Jadi pilihan yang ada hanyalah karena diancam atau dijanjikan sesuatu sebagai imbalan.
"Aomine-san," panggil Tazaki secara halus, tetapi perkataannya tidak dilanjut sebab Daiki memotong lebih dahulu.
"Tentu saja aku dipaksa oleh Yuzutsu, tidak mungkin aku menawarkan diri," jawab Daiki seolah mengetahui isi pikiran Tazaki, "katanya aku boleh membolos seminggu selama aku mengantar [name] berkeliling," imbuhnya.
Tazaki menarik sudut bibirnya ke atas, "kalau begitu, apakah dia bersama dengan kalian?"
Memang itu terdengar seperti pertanyaan wajar, tetapi [name] tahu sebuah rasa senang terselip di balik ekspresi yang Tazaki samarkan.
Ada hubungan apa Yuzutsu-san dengan Tazaki-san?
Aomine menunjuk pintu di belakang mereka dengan sebelah tangan, memberi isyarat bahwa seseorang yang Tazaki cari ada di sana. Tazaki pun segera berpamitan kepada kedua orang tersebut, lalu mempercepat langkah kakinya selama menuruni tangga--ingin bertemu sosok perempuan yang menghindar darinya.

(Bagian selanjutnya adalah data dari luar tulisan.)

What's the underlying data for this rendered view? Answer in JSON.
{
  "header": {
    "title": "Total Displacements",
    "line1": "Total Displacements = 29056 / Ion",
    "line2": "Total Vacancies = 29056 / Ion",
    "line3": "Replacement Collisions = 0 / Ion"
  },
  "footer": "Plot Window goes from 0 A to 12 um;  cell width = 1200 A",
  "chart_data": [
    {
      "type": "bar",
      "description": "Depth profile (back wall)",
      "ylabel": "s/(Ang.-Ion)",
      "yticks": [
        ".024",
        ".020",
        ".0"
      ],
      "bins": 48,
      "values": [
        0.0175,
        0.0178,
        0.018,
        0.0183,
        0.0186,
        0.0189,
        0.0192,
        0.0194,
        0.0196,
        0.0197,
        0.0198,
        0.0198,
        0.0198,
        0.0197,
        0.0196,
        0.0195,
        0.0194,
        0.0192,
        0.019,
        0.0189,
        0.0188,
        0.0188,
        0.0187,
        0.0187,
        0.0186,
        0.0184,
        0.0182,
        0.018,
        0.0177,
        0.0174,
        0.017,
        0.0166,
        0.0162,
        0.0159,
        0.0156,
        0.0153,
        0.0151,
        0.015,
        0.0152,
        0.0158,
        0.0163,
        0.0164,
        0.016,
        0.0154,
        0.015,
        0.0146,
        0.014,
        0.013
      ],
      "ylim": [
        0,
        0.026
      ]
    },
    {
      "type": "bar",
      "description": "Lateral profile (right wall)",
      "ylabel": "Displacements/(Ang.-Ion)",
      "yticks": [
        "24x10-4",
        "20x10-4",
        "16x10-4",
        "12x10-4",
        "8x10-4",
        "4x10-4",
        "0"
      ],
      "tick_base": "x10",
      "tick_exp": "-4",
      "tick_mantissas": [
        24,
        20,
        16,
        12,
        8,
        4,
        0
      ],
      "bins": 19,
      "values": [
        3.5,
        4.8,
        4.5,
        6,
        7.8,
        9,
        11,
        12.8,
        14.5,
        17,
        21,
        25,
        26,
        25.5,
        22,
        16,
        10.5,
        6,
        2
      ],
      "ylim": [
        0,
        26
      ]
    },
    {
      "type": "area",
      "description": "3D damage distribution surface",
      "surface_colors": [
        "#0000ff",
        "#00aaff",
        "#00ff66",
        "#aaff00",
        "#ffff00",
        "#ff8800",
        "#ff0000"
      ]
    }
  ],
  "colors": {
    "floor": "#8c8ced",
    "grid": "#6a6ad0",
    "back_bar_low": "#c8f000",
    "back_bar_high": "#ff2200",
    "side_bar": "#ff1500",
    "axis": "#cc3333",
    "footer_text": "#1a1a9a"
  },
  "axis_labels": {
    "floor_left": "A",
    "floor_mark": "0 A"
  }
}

Bibir [name] yang tadinya terbuka untuk bertanya kembali dirapatkan kembali. Dia tahu betul bahwa mencampuri urusan orang lain itu tidak baik, tetapi rasa penasaran untuk bertanya tentu tetap ada.
"Tanyakan langsung pada Yuzutsu."
Begitulah tour hari kedua mereka diakhiri dengan senda gurau sambil menyantap makan siang di atap, ditemani angin sepoi yang berhembus dan burung merpati yang berkumpul.
***
tempat kedua : kandang merpati - fin.